I’d never heard of Lee Daniels, so I thought that the Butler’s name was Lee Daniels. Turns out Lee is one of those Hollywood director types that thinks he made The Butler single-handedly without the help of writers, actors, or camera operators. I’ve been reading The Devil’s Guide to Hollywood by Joe Eszterhas and agree with his view of people who lay claim to a film the way Lee Daniel uses the possessive on The Butler-it’s wrong. Joe took to referring to any movie he wrote the script for as a Joe Eszterchas film, so I think this should be Danny Strong’s The Butler. Danny played Jonathan on Buffy The Vampire Slayer, btw, he’s come a long way.
Danny Strong’s The Butler is an interesting film. It’s the story of the Civil Rights Movement told from the perspective of a man who works at the White House. He and his family are black and thus have a more than passing interesting in things like the race riots, freedom riders, and boycotts because one of their sons is an active participant in these events. The Butler is a reminder that the world has changed in profound and important ways over the past fifty years and that those changes did not come easy.
The story starts in 1925, where what looks like a good old fashioned slave plantation is using black labor to raise cotton. Our hero is a small child who has to watch as first his mother is taken to a shed to have sex with the farm’s owner, and second to watch his father be killed in front of him for clearing his throat in protest. Even for the bad old days these opening scenes of cold blooded murder and lynchings seem unbelievable.
There were a lot of sad moments and a few funny ones in The Butler. The cast was brilliant-though I have to admit I was not a big fan of the many horrible character studies done in excessive makeup.

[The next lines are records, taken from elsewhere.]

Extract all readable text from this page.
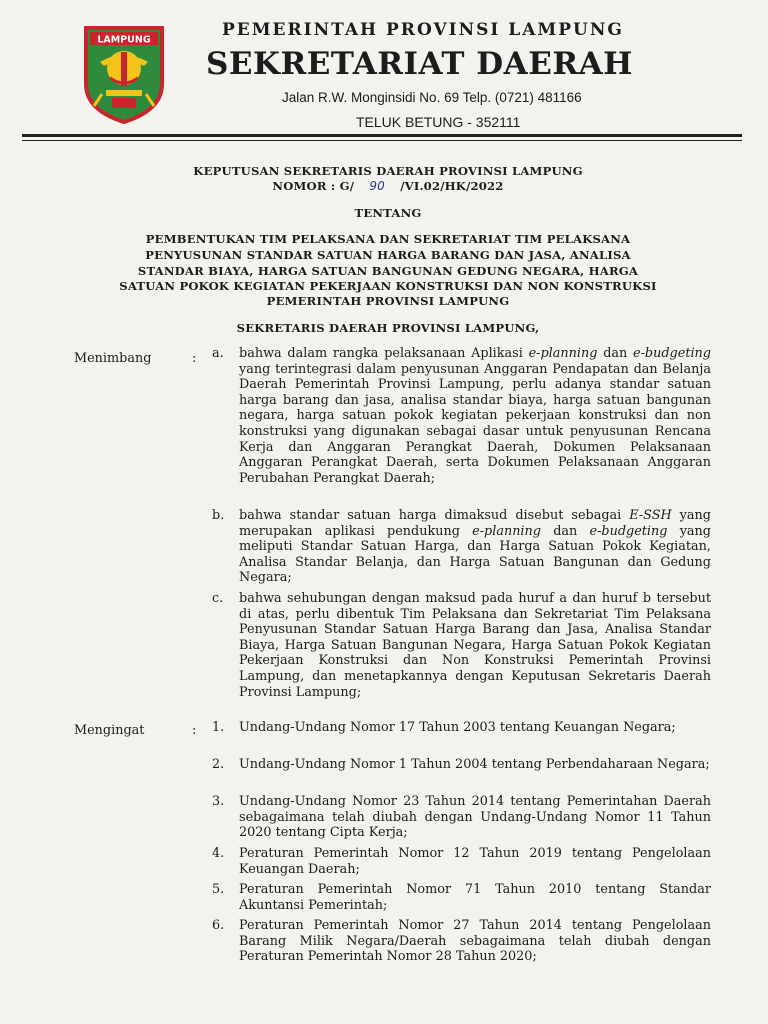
LAMPUNG	PEMERINTAH PROVINSI LAMPUNG
SEKRETARIAT DAERAH
Jalan R.W. Monginsidi No. 69 Telp. (0721) 481166
TELUK BETUNG - 352111
KEPUTUSAN SEKRETARIS DAERAH PROVINSI LAMPUNG
NOMOR : G/ 90 /VI.02/HK/2022
TENTANG
PEMBENTUKAN TIM PELAKSANA DAN SEKRETARIAT TIM PELAKSANA
PENYUSUNAN STANDAR SATUAN HARGA BARANG DAN JASA, ANALISA
STANDAR BIAYA, HARGA SATUAN BANGUNAN GEDUNG NEGARA, HARGA
SATUAN POKOK KEGIATAN PEKERJAAN KONSTRUKSI DAN NON KONSTRUKSI
PEMERINTAH PROVINSI LAMPUNG
SEKRETARIS DAERAH PROVINSI LAMPUNG,
Menimbang	: a. bahwa dalam rangka pelaksanaan Aplikasi e-planning dan e-budgeting yang terintegrasi dalam penyusunan Anggaran Pendapatan dan Belanja Daerah Pemerintah Provinsi Lampung, perlu adanya standar satuan harga barang dan jasa, analisa standar biaya, harga satuan bangunan negara, harga satuan pokok kegiatan pekerjaan konstruksi dan non konstruksi yang digunakan sebagai dasar untuk penyusunan Rencana Kerja dan Anggaran Perangkat Daerah, Dokumen Pelaksanaan Anggaran Perangkat Daerah, serta Dokumen Pelaksanaan Anggaran Perubahan Perangkat Daerah;
b. bahwa standar satuan harga dimaksud disebut sebagai E-SSH yang merupakan aplikasi pendukung e-planning dan e-budgeting yang meliputi Standar Satuan Harga, dan Harga Satuan Pokok Kegiatan, Analisa Standar Belanja, dan Harga Satuan Bangunan dan Gedung Negara;
c. bahwa sehubungan dengan maksud pada huruf a dan huruf b tersebut di atas, perlu dibentuk Tim Pelaksana dan Sekretariat Tim Pelaksana Penyusunan Standar Satuan Harga Barang dan Jasa, Analisa Standar Biaya, Harga Satuan Bangunan Negara, Harga Satuan Pokok Kegiatan Pekerjaan Konstruksi dan Non Konstruksi Pemerintah Provinsi Lampung, dan menetapkannya dengan Keputusan Sekretaris Daerah Provinsi Lampung;
Mengingat	: 1. Undang-Undang Nomor 17 Tahun 2003 tentang Keuangan Negara;
2. Undang-Undang Nomor 1 Tahun 2004 tentang Perbendaharaan Negara;
3. Undang-Undang Nomor 23 Tahun 2014 tentang Pemerintahan Daerah sebagaimana telah diubah dengan Undang-Undang Nomor 11 Tahun 2020 tentang Cipta Kerja;
4. Peraturan Pemerintah Nomor 12 Tahun 2019 tentang Pengelolaan Keuangan Daerah;
5. Peraturan Pemerintah Nomor 71 Tahun 2010 tentang Standar Akuntansi Pemerintah;
6. Peraturan Pemerintah Nomor 27 Tahun 2014 tentang Pengelolaan Barang Milik Negara/Daerah sebagaimana telah diubah dengan Peraturan Pemerintah Nomor 28 Tahun 2020;
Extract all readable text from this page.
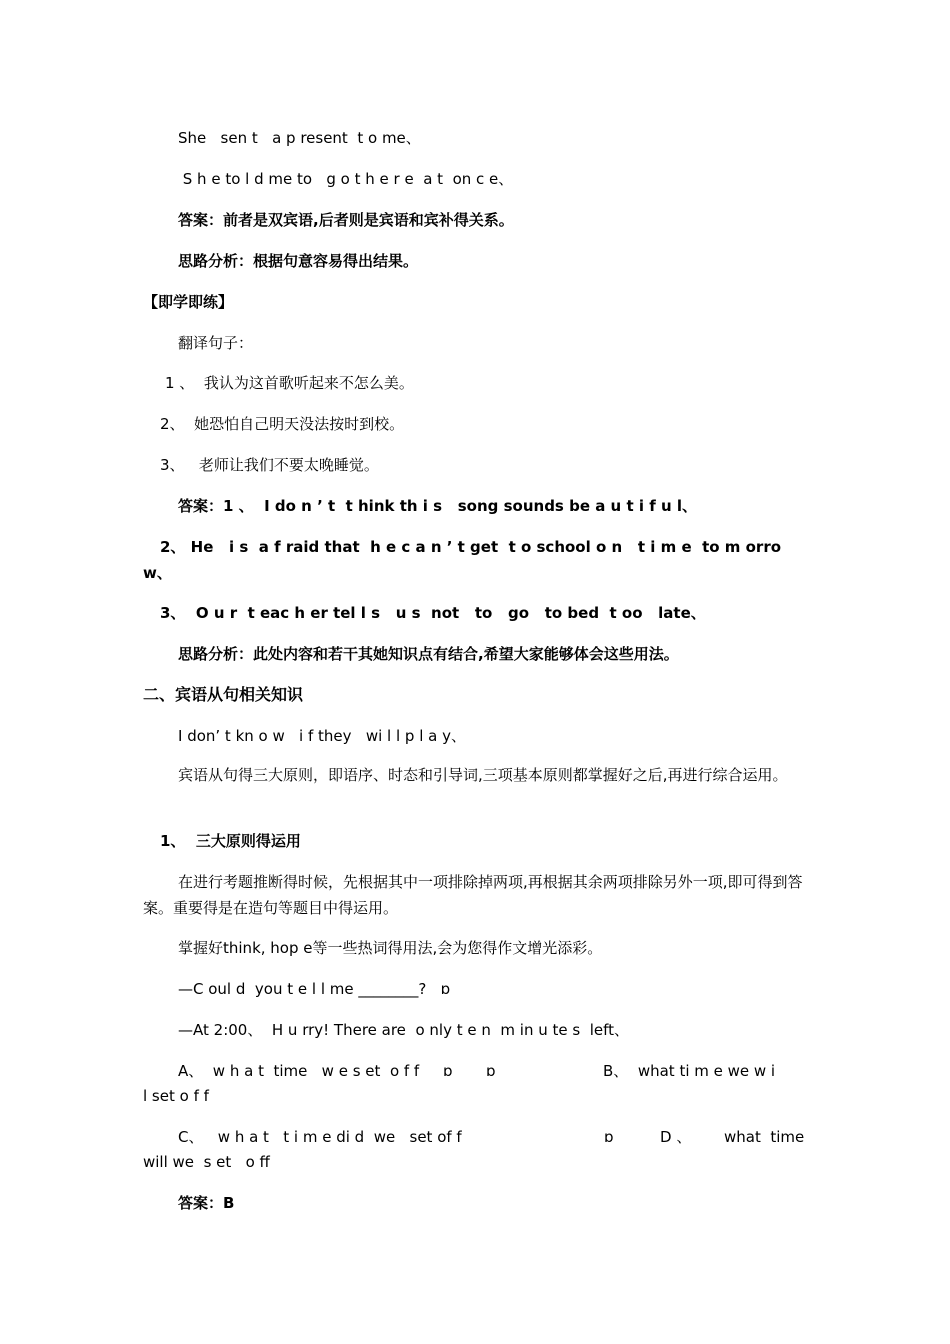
She   sen t   a p resent  t o me、
S h e to l d me to   g o t h e r e  a t  on c e、
答案：前者是双宾语,后者则是宾语和宾补得关系。
思路分析：根据句意容易得出结果。
【即学即练】
翻译句子：
1 、  我认为这首歌听起来不怎么美。
2、  她恐怕自己明天没法按时到校。
3、   老师让我们不要太晚睡觉。
答案：1 、  I do n ’ t  t hink th i s   song sounds be a u t i f u l、
2、 He   i s  a f raid that  h e c a n ’ t get  t o school o n   t i m e  to m orrow、
3、  O u r  t eac h er tel l s   u s  not   to   go   to bed  t oo   late、
思路分析：此处内容和若干其她知识点有结合,希望大家能够体会这些用法。
二、宾语从句相关知识
I don’ t kn o w   i f they   wi l l p l a y、
宾语从句得三大原则，即语序、时态和引导词,三项基本原则都掌握好之后,再进行综合运用。
1、  三大原则得运用
在进行考题推断得时候，先根据其中一项排除掉两项,再根据其余两项排除另外一项,即可得到答案。重要得是在造句等题目中得运用。
掌握好think, hop e等一些热词得用法,会为您得作文增光添彩。
—C oul d  you t e l l me ________?   ɒ
—At 2:00、  H u rry! There are  o nly t e n  m in u te s  left、
A、  w h a t  time   w e s et  o f f     ɒ       ɒ	B、  what ti m e we w i
l set o f f
C、   w h a t   t i m e di d  we   set of f	ɒ	D 、 what  time
will we  s et   o ff
答案：B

I was especially impressed with Yaya Alafia, who looked like she walked right off one of the Black Power posters shown at the Black Panthers Headquarters with her huge afro and hoop earrings. Oprah did a good job of playing a bad woman as the wife of the Butler. Damn Oprah has gotten old. As has Forest Whitaker, who mostly plays middle aged and beyond here.
The story covers more than just the 1960s, but that’s where the meat of the action takes place. The one note that sort of rang false for me was the father’s sudden conversion near the end, where he finally changes his mind and decides that his son was not a criminal, but a hero. Of course, it wasn’t exactly a sudden change as it took him forty years to see the light.
The Butler was a very good film, but it’s compression of so many years into one story meant that many years and a couple of Presidents were just skipped over without any comment at all. I guess they didn’t do too much for or against Civil Rights, so they didn’t belong here.
I liked The Butler. Well worth seeing.